For an aspiring “ruler” this means accepting their own country’s disgrace and misfortune. But, as Su Ch’e points out, “The world considers suffering disgrace shameful and suffering misfortune a calamity.” What Lao-tzu teaches is quite the opposite. He suggests, what is truly shameful, and a great calamity, is not suffering disgrace and misfortune.

What Lao-tzu teaches seems paradoxical, upside down. But, how different things would be if, instead of considering it upside down, we realized this is the Way all of nature behaves; and, Humankind, can and should behave this way, too.

What if we valued weakness over strength, the soft over the hard? Then, we would have no difficulty putting “what everyone knows” into practice.
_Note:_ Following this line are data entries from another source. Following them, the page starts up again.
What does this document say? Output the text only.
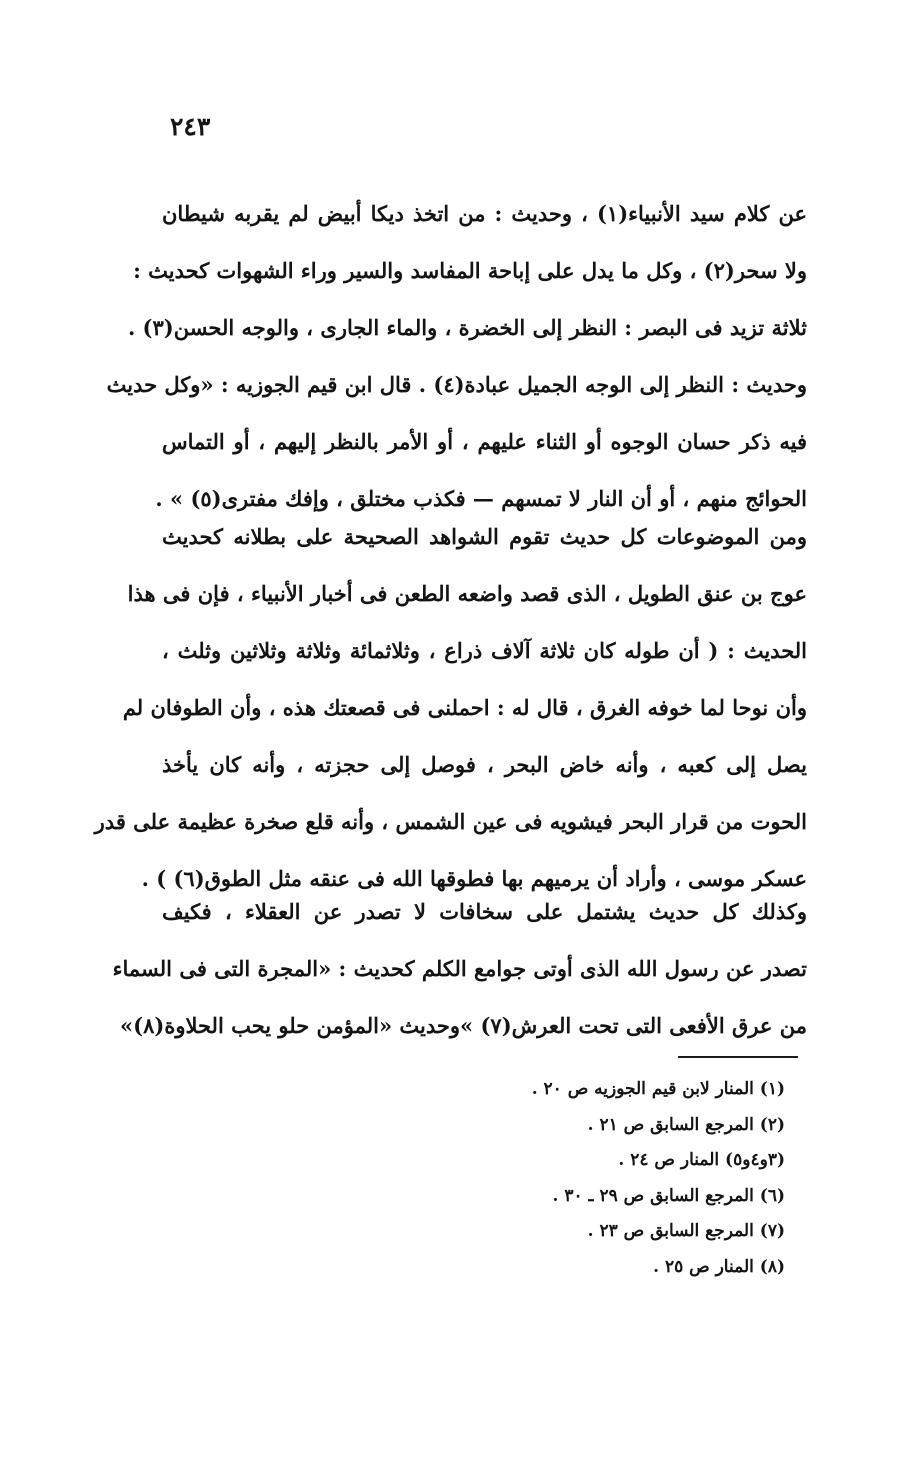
٢٤٣
عن كلام سيد الأنبياء(١) ، وحديث : من اتخذ ديكا أبيض لم يقربه شيطان
ولا سحر(٢) ، وكل ما يدل على إباحة المفاسد والسير وراء الشهوات كحديث :
ثلاثة تزيد فى البصر : النظر إلى الخضرة ، والماء الجارى ، والوجه الحسن(٣) .
وحديث : النظر إلى الوجه الجميل عبادة(٤) . قال ابن قيم الجوزيه : «وكل حديث
فيه ذكر حسان الوجوه أو الثناء عليهم ، أو الأمر بالنظر إليهم ، أو التماس
الحوائج منهم ، أو أن النار لا تمسهم — فكذب مختلق ، وإفك مفترى(٥) » .
ومن الموضوعات كل حديث تقوم الشواهد الصحيحة على بطلانه كحديث
عوج بن عنق الطويل ، الذى قصد واضعه الطعن فى أخبار الأنبياء ، فإن فى هذا
الحديث : ( أن طوله كان ثلاثة آلاف ذراع ، وثلاثمائة وثلاثة وثلاثين وثلث ،
وأن نوحا لما خوفه الغرق ، قال له : احملنى فى قصعتك هذه ، وأن الطوفان لم
يصل إلى كعبه ، وأنه خاض البحر ، فوصل إلى حجزته ، وأنه كان يأخذ
الحوت من قرار البحر فيشويه فى عين الشمس ، وأنه قلع صخرة عظيمة على قدر
عسكر موسى ، وأراد أن يرميهم بها فطوقها الله فى عنقه مثل الطوق(٦) ) .
وكذلك كل حديث يشتمل على سخافات لا تصدر عن العقلاء ، فكيف
تصدر عن رسول الله الذى أوتى جوامع الكلم كحديث : «المجرة التى فى السماء
من عرق الأفعى التى تحت العرش(٧) »وحديث «المؤمن حلو يحب الحلاوة(٨)»
(١) المنار لابن قيم الجوزيه ص ٢٠ .
(٢) المرجع السابق ص ٢١ .
(٣و٤و٥) المنار ص ٢٤ .
(٦) المرجع السابق ص ٢٩ ـ ٣٠ .
(٧) المرجع السابق ص ٢٣ .
(٨) المنار ص ٢٥ .
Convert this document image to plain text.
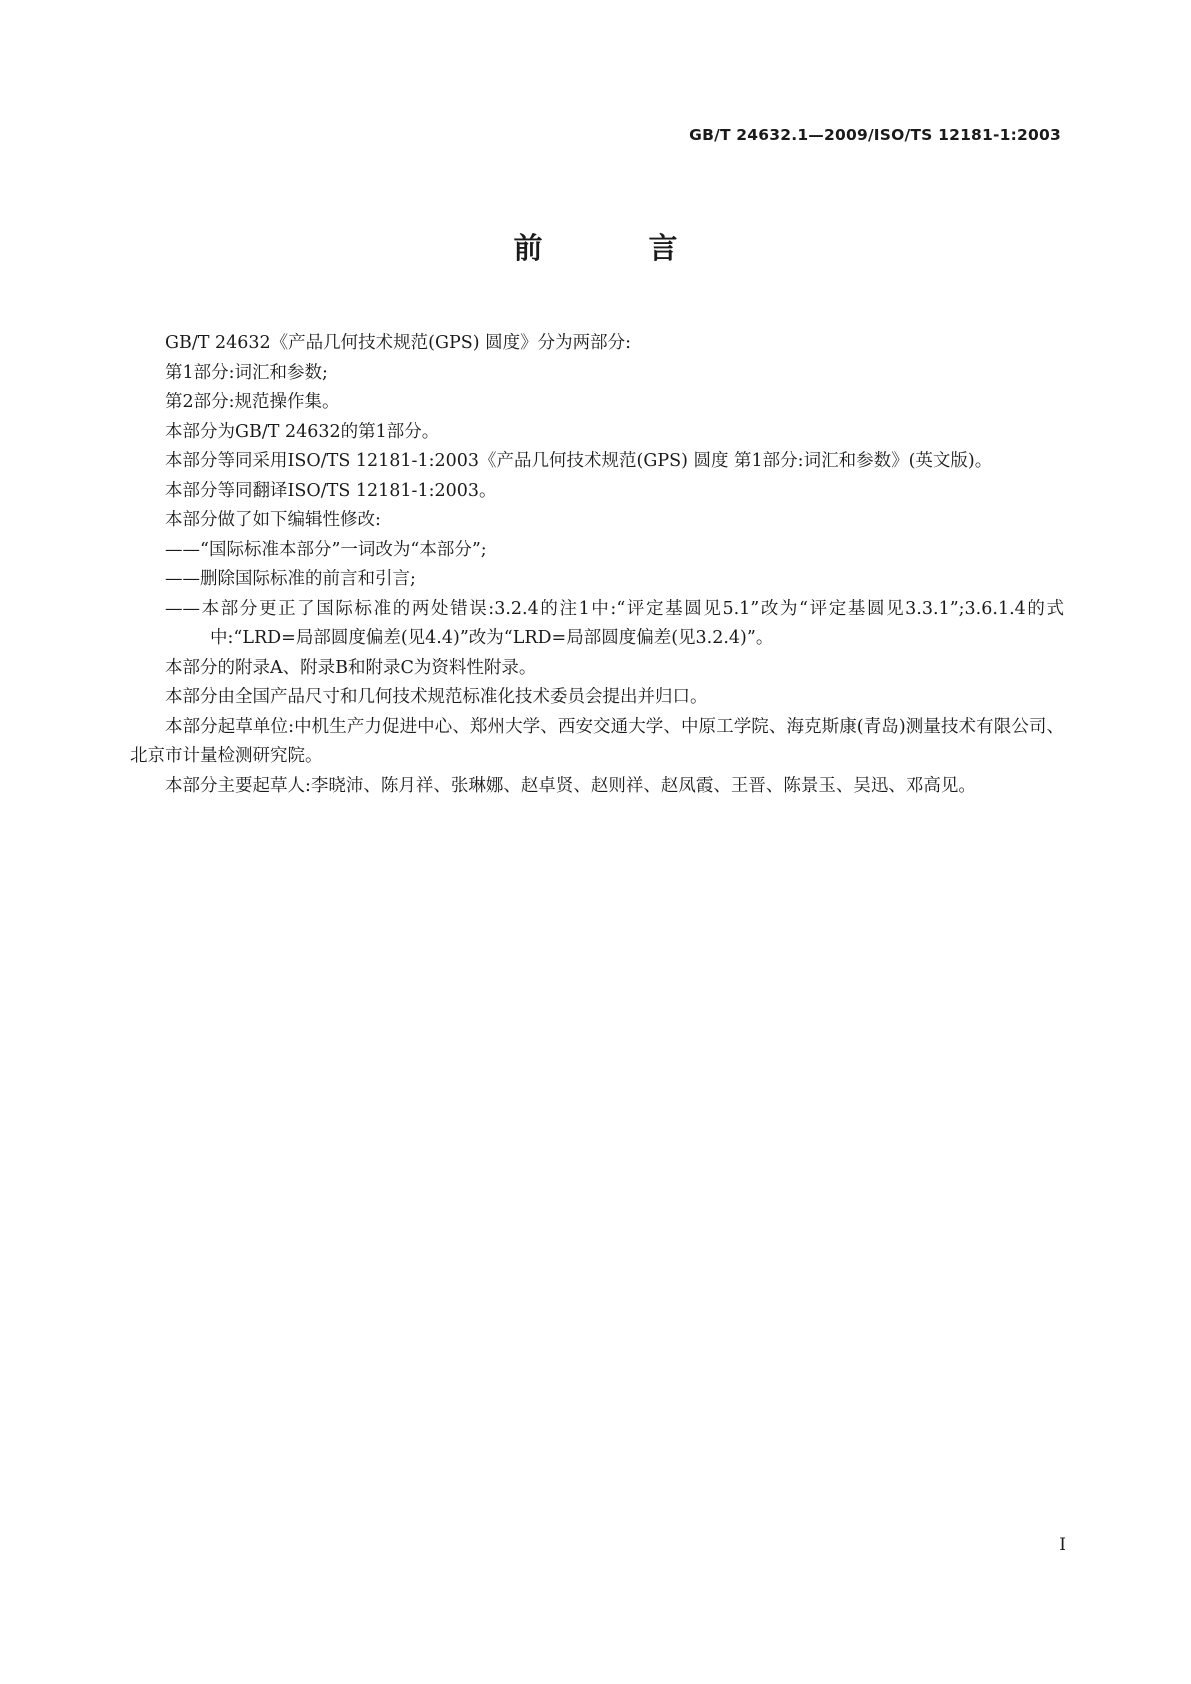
GB/T 24632.1—2009/ISO/TS 12181-1:2003
前 言

GB/T 24632《产品几何技术规范(GPS) 圆度》分为两部分:

第1部分:词汇和参数;

第2部分:规范操作集。

本部分为GB/T 24632的第1部分。

本部分等同采用ISO/TS 12181-1:2003《产品几何技术规范(GPS) 圆度 第1部分:词汇和参数》(英文版)。

本部分等同翻译ISO/TS 12181-1:2003。

本部分做了如下编辑性修改:

——“国际标准本部分”一词改为“本部分”;

——删除国际标准的前言和引言;

——本部分更正了国际标准的两处错误:3.2.4的注1中:“评定基圆见5.1”改为“评定基圆见3.3.1”;3.6.1.4的式中:“LRD=局部圆度偏差(见4.4)”改为“LRD=局部圆度偏差(见3.2.4)”。

本部分的附录A、附录B和附录C为资料性附录。

本部分由全国产品尺寸和几何技术规范标准化技术委员会提出并归口。

本部分起草单位:中机生产力促进中心、郑州大学、西安交通大学、中原工学院、海克斯康(青岛)测量技术有限公司、北京市计量检测研究院。

本部分主要起草人:李晓沛、陈月祥、张琳娜、赵卓贤、赵则祥、赵凤霞、王晋、陈景玉、吴迅、邓高见。

I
Red Pine introduces the following with today’s verse:

CHU TI-HUANG (1885-1941). Ch’ing dynasty official and early revolutionary. After fleeing China, he returned to devote himself to Buddhism and philosophy.

PO-TSUNG (FL. 8TH C. B.C.). Minister at the court of Chin. His views are reported in the Tsochuan: Hsuan.15.

SHUN (CA. 2250-2150 B.C.). Early sage ruler noted for his filial piety and noninterference in public affairs.

SHUCHING (BOOK OF DOCUMENTS). Collection of memorials from China’s earliest historical periods: the Hsia, Shang, and Chou dynasties. Reputedly edited by Confucius, there are two versions, one of which contains twenty-eight chapters and which most scholars think is genuine, and one with an additional twenty-two chapters of debatable authenticity. Translated into English by James Legge (1815-1897).

KAO YEN-TI (1823-1886). Classical scholar and member of the Hanlin Academy. In addition to providing several unique interpretations of his own, Kao’s commentary cites passages of the Taoteching that appear in other ancient texts. Lao-tzu cheng-yi.